Institutional violence

IssueMarch 2006
Comment by David MacKenzie

In another life I was a teacher, and I recall that in the early nineties we used the tag Design Model to explain how injustice was embedded in formal educational institutions.

In the Scottish case the well-intentioned move to universal public education in the nineteenth century was underpinned by assumptions which gave us an institution (and buildings) designed for the a favoured group, which had the obvious characteristics of being white, male, middle class, able-bodied, straight, right-handed, etc.

More than a hundred years on and the bias was still deeply entrenched and almost invisible to the operators of this particular bureaucracy, and as the nineties drew on the politically correct terror of political correctness very efficiently shut down attempts to draw this out and deal with it. It was as late as 1994 that I worked with a group of local educationalists to draft the ideal specification for a headteacher and there was shock and horror that anyone could challenge the essential requirement for a big body and a loud voice in trousers. Arguing on the contrary for the possibility of a soft spoken head who used a wheelchair, for example, was pure political correctness and please shut up, now.

Delicious counterpoint

The Design Model came to mind again the other week. The occasion was trivial enough -- being in Derby Magistrates' Court as Angie Zelter appeared for a plea hearing on a charge of obstructing the highway relating to the blockade of Rolls Royce Raynesway in October last year.[1] Angie had heard there was a warrant out for her arrest and had handed herself into the local police station the night before, so she was appearing, as they say, “from custody”. Angie was representing herself and had been put under considerable pressure by a custody officer to get a lawyer, with the bogus threat that she would be held to the end of the day's business if she didn't.

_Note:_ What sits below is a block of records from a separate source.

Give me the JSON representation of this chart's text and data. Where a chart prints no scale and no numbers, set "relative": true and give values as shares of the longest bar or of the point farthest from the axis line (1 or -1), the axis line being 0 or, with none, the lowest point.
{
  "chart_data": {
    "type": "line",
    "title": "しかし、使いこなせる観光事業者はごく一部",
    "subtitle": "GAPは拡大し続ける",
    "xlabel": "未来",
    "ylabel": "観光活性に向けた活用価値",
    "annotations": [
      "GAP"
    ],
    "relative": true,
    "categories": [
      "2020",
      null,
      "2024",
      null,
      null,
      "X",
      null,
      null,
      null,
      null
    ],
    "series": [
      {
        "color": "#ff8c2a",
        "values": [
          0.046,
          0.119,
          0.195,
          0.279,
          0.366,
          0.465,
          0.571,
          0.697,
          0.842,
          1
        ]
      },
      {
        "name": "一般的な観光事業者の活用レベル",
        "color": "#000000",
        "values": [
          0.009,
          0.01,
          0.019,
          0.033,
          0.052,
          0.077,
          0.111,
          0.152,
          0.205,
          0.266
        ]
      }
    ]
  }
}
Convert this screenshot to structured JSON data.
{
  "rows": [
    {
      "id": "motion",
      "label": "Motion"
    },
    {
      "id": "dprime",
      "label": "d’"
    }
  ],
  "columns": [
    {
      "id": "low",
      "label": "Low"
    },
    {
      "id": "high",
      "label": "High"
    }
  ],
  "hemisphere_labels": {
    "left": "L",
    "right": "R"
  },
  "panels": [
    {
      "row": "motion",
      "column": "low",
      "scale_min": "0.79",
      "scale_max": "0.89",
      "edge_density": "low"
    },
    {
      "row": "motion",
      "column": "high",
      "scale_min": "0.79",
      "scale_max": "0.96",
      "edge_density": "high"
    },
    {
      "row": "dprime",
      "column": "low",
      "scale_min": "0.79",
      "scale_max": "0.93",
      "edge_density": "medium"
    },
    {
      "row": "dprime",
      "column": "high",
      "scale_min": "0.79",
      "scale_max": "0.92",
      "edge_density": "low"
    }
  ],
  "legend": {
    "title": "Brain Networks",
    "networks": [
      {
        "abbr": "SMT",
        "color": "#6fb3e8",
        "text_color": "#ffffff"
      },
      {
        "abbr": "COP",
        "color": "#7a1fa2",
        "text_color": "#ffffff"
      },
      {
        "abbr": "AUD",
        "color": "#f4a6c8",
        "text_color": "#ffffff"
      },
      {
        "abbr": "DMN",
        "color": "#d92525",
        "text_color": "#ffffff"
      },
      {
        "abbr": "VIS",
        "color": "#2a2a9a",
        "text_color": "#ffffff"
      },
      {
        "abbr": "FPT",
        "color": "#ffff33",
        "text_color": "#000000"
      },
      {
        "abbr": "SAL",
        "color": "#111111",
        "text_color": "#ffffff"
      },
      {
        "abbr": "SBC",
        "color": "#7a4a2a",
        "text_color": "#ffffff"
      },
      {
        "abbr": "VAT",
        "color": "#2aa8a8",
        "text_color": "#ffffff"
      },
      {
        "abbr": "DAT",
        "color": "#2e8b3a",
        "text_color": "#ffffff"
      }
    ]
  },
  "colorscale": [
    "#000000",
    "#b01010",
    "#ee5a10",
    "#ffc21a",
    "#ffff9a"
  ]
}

Now, the Derby Court complex is brand spanking new, and if you appear from custody you come into court seven, where the dock is behind thick plate glass which is interrupted every so often by a three-centimetre gap. Not having an agent, Angie was obliged to poke her nose through the gap to address the court. From our point of view, in the public benches, this disadvantage and potential humiliation was much alleviated by the fact that Angie was sporting luminous red hair. (Inherited from a wonderful and abortive wedding ceremony held at the gates of Devonport naval base the day before and providing a delicious counterpoint to the insane proceedings).[2]

Mind the gap(s)

The design assumptions in this new court are clear. If you are in custody you are obviously a member of the criminal classes and your rights are thereby limited, doubly so if you don't take advantage of another aspect of the machine -- legal representation. And Derby is singing from the same hymn-sheet as Her Majesty's Court Service, whose goals in life are to:

  1. Bring offenders to justice through efficient and effective partnerships between the courts and other criminal justice agencies;
  2. Put the public at the heart of what we do so victims, witnesses and jurors feel confident in the system;
  3. Work in partnership with the judiciary to support their vital role.[3]

The gaps in that mission statement are illuminating. Not to ensure that justice is done but that offenders are brought to justice. Not to ensure that anyone, defendants and the untried included, can feel confident in the system.

Ideal machinery

We are accustomed to speak of the drift towards the authoritarian state as if it were a slow and recognisable process that we could at any time wake up to and halt. Of course, one view is that the authoritarian state is already here and has always been so, but, even from a less radical standpoint, there is the risk of a very rapid movement. These bureaucracies with their inbuilt bias against the weak are already ideal machinery and already in place.